Nova lei de falências entra em vigor

Entre outros pontos, a lei permite que empresas tomem financiamentos na fase de recuperação judicial e autoriza o parcelamento de dívidas tributárias Federais.

A nova lei de falências (14.112/20) entrou em vigor neste sábado, 23. A atualização foi publicada em 24 de dezembro e, entre outros pontos, permite que empresas tomem financiamentos na fase de recuperação judicial, autoriza o parcelamento de dívidas tributárias Federais e prevê a apresentação de plano de recuperação por credores.

A recuperação judicial é um recurso usado por uma empresa que não tem mais capacidade de cumprir com seus pagamentos. Assim, a empresa entra na Justiça com esse requerimento. Se for aceito, o negócio fica protegido por um certo período contra a execução de suas dívidas, o que pode levar à falência imediata.
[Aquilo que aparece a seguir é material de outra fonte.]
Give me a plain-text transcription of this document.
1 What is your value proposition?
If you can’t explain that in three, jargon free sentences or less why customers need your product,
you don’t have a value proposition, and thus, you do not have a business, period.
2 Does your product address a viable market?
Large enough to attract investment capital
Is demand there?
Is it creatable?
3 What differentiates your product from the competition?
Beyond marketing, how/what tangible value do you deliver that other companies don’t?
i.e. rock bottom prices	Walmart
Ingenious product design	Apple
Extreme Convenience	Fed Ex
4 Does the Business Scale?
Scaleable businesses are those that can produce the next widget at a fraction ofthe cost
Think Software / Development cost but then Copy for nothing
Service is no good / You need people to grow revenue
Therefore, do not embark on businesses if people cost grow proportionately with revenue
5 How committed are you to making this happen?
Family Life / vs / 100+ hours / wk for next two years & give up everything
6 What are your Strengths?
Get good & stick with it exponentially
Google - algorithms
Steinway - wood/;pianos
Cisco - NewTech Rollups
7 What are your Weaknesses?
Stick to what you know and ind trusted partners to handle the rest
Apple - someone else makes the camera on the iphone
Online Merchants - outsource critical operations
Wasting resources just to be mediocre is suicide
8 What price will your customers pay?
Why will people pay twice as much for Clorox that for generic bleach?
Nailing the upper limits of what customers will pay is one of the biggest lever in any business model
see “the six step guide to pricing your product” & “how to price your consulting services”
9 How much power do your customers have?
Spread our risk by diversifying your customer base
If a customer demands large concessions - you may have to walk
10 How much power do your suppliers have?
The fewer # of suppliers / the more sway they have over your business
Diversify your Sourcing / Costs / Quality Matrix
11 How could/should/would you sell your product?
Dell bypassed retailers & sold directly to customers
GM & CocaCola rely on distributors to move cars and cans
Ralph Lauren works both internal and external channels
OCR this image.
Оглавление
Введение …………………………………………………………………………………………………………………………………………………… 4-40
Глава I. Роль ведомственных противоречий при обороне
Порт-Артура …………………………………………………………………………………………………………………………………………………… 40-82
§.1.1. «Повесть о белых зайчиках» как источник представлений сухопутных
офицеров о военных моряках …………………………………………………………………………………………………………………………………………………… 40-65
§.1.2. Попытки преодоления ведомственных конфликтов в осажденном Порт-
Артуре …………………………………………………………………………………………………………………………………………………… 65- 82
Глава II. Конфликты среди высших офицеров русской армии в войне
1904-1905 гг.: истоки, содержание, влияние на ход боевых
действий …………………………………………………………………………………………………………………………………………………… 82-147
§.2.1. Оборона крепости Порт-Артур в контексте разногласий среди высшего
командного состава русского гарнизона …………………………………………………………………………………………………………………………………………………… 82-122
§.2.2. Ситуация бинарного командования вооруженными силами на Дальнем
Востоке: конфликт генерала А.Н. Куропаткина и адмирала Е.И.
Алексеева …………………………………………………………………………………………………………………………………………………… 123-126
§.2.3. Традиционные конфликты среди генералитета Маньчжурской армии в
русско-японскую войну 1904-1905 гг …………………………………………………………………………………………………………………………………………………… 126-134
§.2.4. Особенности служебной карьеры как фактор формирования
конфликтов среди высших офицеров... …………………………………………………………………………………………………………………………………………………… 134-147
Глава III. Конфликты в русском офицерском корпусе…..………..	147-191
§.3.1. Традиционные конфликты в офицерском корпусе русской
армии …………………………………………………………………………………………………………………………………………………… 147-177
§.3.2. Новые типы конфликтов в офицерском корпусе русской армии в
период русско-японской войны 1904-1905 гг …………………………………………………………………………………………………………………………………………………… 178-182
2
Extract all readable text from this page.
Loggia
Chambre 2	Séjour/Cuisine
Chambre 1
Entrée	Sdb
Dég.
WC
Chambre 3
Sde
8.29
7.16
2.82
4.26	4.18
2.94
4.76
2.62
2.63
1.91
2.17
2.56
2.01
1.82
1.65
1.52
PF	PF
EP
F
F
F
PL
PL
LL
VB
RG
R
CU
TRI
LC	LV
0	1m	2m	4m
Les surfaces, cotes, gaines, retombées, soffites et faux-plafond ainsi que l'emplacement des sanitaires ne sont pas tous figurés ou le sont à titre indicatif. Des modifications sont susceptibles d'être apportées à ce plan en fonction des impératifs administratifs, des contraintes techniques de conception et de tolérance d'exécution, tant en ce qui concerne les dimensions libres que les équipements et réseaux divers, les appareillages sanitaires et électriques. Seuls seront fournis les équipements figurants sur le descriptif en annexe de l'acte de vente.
Com isso, ganha tempo para apresentar um plano de reestruturação e negociar seus débitos com os credores. A ideia da lei é dar mais fôlego para empresas em dificuldades financeiras e, assim, manter o papel que ela desempenha na economia.

Mudanças

A principal inovação da nova lei é a autorização de empréstimos para o empresário durante a recuperação judicial. Trata-se de um empréstimo de risco, voltado para empresas em crise que podem ser salvas de falência. O empréstimo depende de autorização judicial e poderá ter como garantia bens pessoais do dono da empresa.

Se a falência for decretada antes da liberação de todo o dinheiro do financiamento, o contrato será rescindido sem multas ou encargos. Esse financiamento poderá ser garantido com bens da empresa, como maquinários e prédios, por meio de alienação fiduciária ou mesmo na forma de garantia secundária. Se houver sobra de dinheiro na venda do bem, ela será usada para pagar o financiador.

O texto também aumenta a possibilidade de parcelamentos das dívidas tributárias das empresas em recuperação judicial, que poderão ser divididas em até 120 prestações. E autoriza o parcelamento de novos débitos.

Plano de recuperação

A possibilidade de que os credores apresentem um plano de recuperação da empresa é outra novidade da lei, com o objetivo de resolver o impasse nas negociações entre as duas partes.

Na hipótese de o plano de recuperação judicial do devedor ser rejeitado, a assembleia poderá aprovar prazo de 30 dias para a apresentação de um plano de recuperação, da empresa pelos credores.

A nova lei modifica diversos pontos da lei 11.101/05, que regula a recuperação judicial, a extrajudicial e a falência empresarial, e da lei 10.522/02, que dispõe sobre o cadastro informativo dos créditos não quitados de órgãos e entidades federais. Também há mudanças na lei 8.929/94, que institui a Cédula de Produto Rural e dá outras providências.

Variação

Segundo dados do Boa Vista, os pedidos de falência avançaram 12,7% em 2020 em comparação com 2019. No mesmo sentido, mantida a base de comparação, os pedidos de recuperação judicial e as recuperações judiciais deferidas aumentaram 13,4% e 11,1%, respectivamente. As falências decretadas também cresceram no ano, apontando variação de 1,9%.

Em dezembro os pedidos de falência e as falências decretadas apresentaram elevação de 38,1% e 30,4% na comparação interanual. Por outro lado, os pedidos de recuperação judicial e as recuperações judiciais deferidas recuaram 37,9% e 34,6%, na mesma base de comparação.

Com base na avaliação mensal, apenas os pedidos de falência (6,7%) subiram em dezembro. Já as falências decretadas caíram 3,2% contra novembro, assim como as recuperações judiciais deferidas (-11,3%) e os pedidos de recuperação judicial (-21,7%).

Com informações da Agência Senado, Agência Câmara de Notícias e Boa Vista.